Sem sabermos ao certo
que emendas devemos atribuir a Jerónimo Ramos, uma vez que desconhecemos
o texto de 1527, do cotejo entre o manuscrito
editado e a obra de 1577, fica-nos a
convicção de que poucas alterações foram feitas, embora uma delas nos vá
merecer relativa detença. Trata-se claramente de obra sob encomenda, com
matizes por demais evidentes de narrativa hagiográfica tardo-medieval,
aparecendo-nos a figura do protagonista qual Cristo virtuoso e sofredor, nas
atitudes, nos tormentos, na dádiva de si.
Depois dum capítulo
introdutório que com o autor tem a ver, diz-se-nos do miraculoso nascimento do Iffante Dom Fernando, e
inventariam-se, com cuidada mas sóbria concretização, as suas virtudes:
- a religiosidade,
- a humildade,
- a caridade com o próximo,
- a honestidade,
- a castidade e algumas outras, tanto teologais como morais.
Com alguma brevidade são
relatados os factos que levaram ao cativeiro, sem lugar para demonstrações de
alguma ambição por parte de Fernando, e será neste que frei João
Álvares e o editor de 1577 propositadamente
se demorarão. Os vexames entre Tânger e Arzila, a crueldade no trajecto entre
Arzila e Fez, a vida na masmorra, os ferros, a solidão final,
os trabalhos em estrebarias e ruas serão impressivamente
desdobrados, a par das traições dos mouros aqueles
menistros de Satanas e dos avanços e recuos nas sempre goradas diligências
para o resgate. Milagres também os há e não são para desprezar.

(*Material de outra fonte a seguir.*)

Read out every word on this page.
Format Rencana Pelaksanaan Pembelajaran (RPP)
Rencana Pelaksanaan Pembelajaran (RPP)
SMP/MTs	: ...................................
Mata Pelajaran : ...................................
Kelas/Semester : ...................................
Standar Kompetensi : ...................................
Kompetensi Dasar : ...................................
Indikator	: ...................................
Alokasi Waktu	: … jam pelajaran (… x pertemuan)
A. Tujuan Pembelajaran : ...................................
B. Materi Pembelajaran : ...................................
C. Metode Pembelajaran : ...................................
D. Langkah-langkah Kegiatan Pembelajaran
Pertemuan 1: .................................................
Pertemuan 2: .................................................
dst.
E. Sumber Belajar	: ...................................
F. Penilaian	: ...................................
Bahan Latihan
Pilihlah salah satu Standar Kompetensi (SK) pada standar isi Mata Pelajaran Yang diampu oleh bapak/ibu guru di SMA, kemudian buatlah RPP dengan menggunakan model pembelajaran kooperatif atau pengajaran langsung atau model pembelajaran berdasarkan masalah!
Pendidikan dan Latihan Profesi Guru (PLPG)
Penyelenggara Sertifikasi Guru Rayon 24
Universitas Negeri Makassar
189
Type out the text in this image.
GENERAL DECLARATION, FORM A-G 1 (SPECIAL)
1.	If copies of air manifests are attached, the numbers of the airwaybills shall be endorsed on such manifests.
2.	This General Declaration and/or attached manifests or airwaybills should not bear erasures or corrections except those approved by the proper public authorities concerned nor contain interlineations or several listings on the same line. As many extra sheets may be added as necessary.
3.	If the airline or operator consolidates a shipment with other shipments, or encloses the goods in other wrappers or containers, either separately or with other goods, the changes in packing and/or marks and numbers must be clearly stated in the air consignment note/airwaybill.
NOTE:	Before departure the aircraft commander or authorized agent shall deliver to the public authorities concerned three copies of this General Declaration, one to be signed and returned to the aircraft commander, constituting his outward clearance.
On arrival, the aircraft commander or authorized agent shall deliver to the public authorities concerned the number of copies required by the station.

Acompanhando frei
Jerónimo Ramos (já que ao manuscrito
faltam alguns fólios), sabemos de estranhas claridades, da conversão de um
renegado, de curas, enquanto o corpo se encontrava exposto nos muros de Fez;
sabemos de uma Beatriz Álvares que confirmou uma espécie de multiplicação
dos pães (de trigo), em época de carência, e de mais curas, quando
as vísceras já tinham sido trazidas para Portugal». In Maria Idalina Rodrigues, Do Muito Vertuoso Senhor Ifante Dom Fernando a El Príncipe Constante, Via Spiritus 10, 2003.